“Bioplastics are derived from renewable biomass sources that are living, or recently living organisms–mostly plant sources.”
By Linn Smith
April 1, 2015—-There is a great need on our planet to decrease the use of non-degradeable plastics and further the research of bioplastics, replacing the current use of petroleum based plastics with environmentally friendly ones. Bioplastics have been around for decades. Henry Ford made auto parts out of corn and soybean products for his Model T. Interest in Bioplastics have fluctuated over the years with oil prices.
To make petroleum based plastics, which makes up most plastics used today, the petroleum goes through a chemical process that combines smaller molecules into a large chain like molecule, often with other substances added, many being harmful to our health. Plastics use approximately 8% of the yearly global oil production.
Decomposition of Plastics
Plastics may take up to 1,000 years to decompose in our landfills, while leaking pollutants into the soil and water. A plastic fork can stay around for hundreds of years. According to a Columbia University study, at least 34 million tons of plastic waste is discarded each year and less than 7% of this waste is recycled. And by now, most have heard of the giant floating islands of plastic in the ocean, approximately 100 million tons—so far!
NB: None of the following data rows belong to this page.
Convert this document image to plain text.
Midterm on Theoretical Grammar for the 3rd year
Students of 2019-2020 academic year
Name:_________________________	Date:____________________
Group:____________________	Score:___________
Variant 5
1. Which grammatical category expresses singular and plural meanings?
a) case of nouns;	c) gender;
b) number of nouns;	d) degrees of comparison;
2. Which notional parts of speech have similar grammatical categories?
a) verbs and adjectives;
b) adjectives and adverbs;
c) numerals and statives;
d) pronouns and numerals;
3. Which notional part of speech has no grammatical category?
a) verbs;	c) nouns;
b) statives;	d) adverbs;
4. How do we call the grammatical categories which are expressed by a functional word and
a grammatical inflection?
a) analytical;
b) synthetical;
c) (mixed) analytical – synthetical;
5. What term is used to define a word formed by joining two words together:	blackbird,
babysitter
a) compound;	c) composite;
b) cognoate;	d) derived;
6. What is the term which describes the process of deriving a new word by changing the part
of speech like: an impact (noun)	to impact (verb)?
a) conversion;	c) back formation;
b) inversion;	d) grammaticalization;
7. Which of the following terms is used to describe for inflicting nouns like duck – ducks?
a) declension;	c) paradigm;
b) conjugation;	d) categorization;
Bioplastics from Vegetable Sources
Bioplastics are derived from renewable biomass sources that are living, or recently living organisms–mostly plant sources. Bioplastics can come from agricultural by-products including vegetable oils, corn starch, and pea starch. Researchers have also used rice to make plastic, which is strong and thermal resistant, but in the past the starch based products have decomposed too quickly for broad use.
Bioplastics from Chitin
Harvard’s Wyss Institute has created bioplastics made from chitin found in the shells of shrimp, crabs, lobsters, most of which would be discarded after harvesting the meat. Chitin is the second most abundant organic material on earth and is also the main material in the hard shells of most insects. Bioplastics made from this source are tough, transparent and renewable and can be made into complex shapes for mass production. They are better for the environment and produce fewer greenhouse gases than petroleum-based plastics. When these products are discarded they break down within a few weeks and release nutrients back into the soil for plant growth. The life cycle of this plastic is renewable and environmentally beneficial, whereas plastics made from petroleum, once discarded, may take centuries to decompose.
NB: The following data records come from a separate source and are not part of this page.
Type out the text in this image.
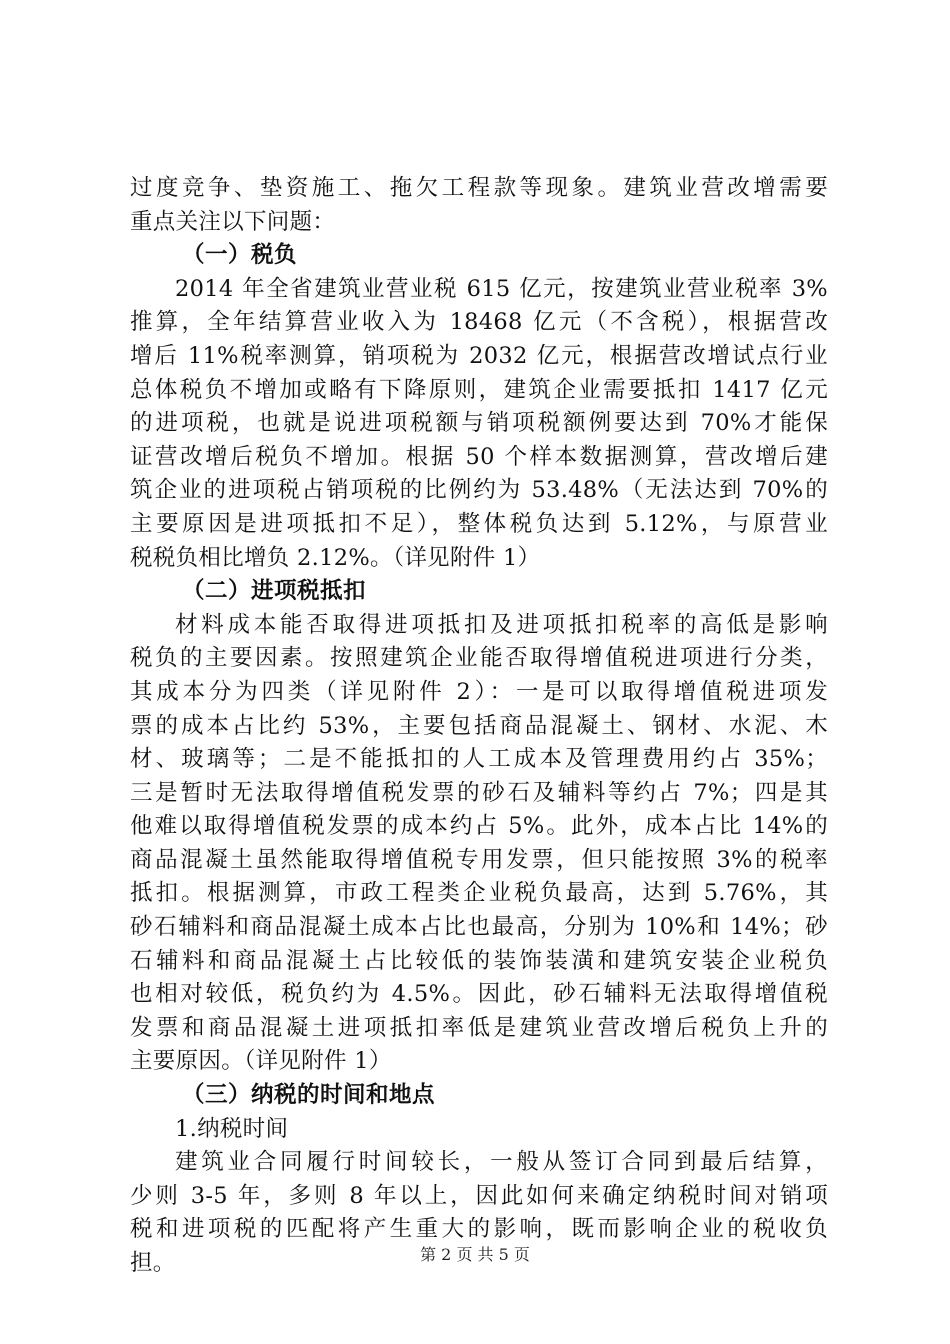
过度竞争、垫资施工、拖欠工程款等现象。建筑业营改增需要
重点关注以下问题：
（一）税负
2014 年全省建筑业营业税 615 亿元，按建筑业营业税率 3%
推算，全年结算营业收入为 18468 亿元（不含税），根据营改
增后 11%税率测算，销项税为 2032 亿元，根据营改增试点行业
总体税负不增加或略有下降原则，建筑企业需要抵扣 1417 亿元
的进项税，也就是说进项税额与销项税额例要达到 70%才能保
证营改增后税负不增加。根据 50 个样本数据测算，营改增后建
筑企业的进项税占销项税的比例约为 53.48%（无法达到 70%的
主要原因是进项抵扣不足），整体税负达到 5.12%，与原营业
税税负相比增负 2.12%。（详见附件 1）
（二）进项税抵扣
材料成本能否取得进项抵扣及进项抵扣税率的高低是影响
税负的主要因素。按照建筑企业能否取得增值税进项进行分类，
其成本分为四类（详见附件 2）：一是可以取得增值税进项发
票的成本占比约 53%，主要包括商品混凝土、钢材、水泥、木
材、玻璃等；二是不能抵扣的人工成本及管理费用约占 35%；
三是暂时无法取得增值税发票的砂石及辅料等约占 7%；四是其
他难以取得增值税发票的成本约占 5%。此外，成本占比 14%的
商品混凝土虽然能取得增值税专用发票，但只能按照 3%的税率
抵扣。根据测算，市政工程类企业税负最高，达到 5.76%，其
砂石辅料和商品混凝土成本占比也最高，分别为 10%和 14%；砂
石辅料和商品混凝土占比较低的装饰装潢和建筑安装企业税负
也相对较低，税负约为 4.5%。因此，砂石辅料无法取得增值税
发票和商品混凝土进项抵扣率低是建筑业营改增后税负上升的
主要原因。（详见附件 1）
（三）纳税的时间和地点
1.纳税时间
建筑业合同履行时间较长，一般从签订合同到最后结算，
少则 3-5 年，多则 8 年以上，因此如何来确定纳税时间对销项
税和进项税的匹配将产生重大的影响，既而影响企业的税收负
担。	第 2 页 共 5 页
Petroleum Plastics and Embodied Energy
A study from Columbia University’s Earth Engineering Center in 2011 analyzed the embodied energy of plastics. “The amount of energy contained in the millions of tons of plastic in the U.S. landfills is equivalent to 36.7 million tons of coal, 139 million barrels of oil or 783 billion cubic ft of natural gas. If this plastic was recovered and converted into liquid fuel, it could power all the cars in Los Angeles for a year–and the fact is, there is now technology to do it.”
So, what happens to all that plastic? Most of it is still out there, sitting in landfills or floating somewhere on earth! If we, as consumers refused to use petroleum based plastics, production would stop!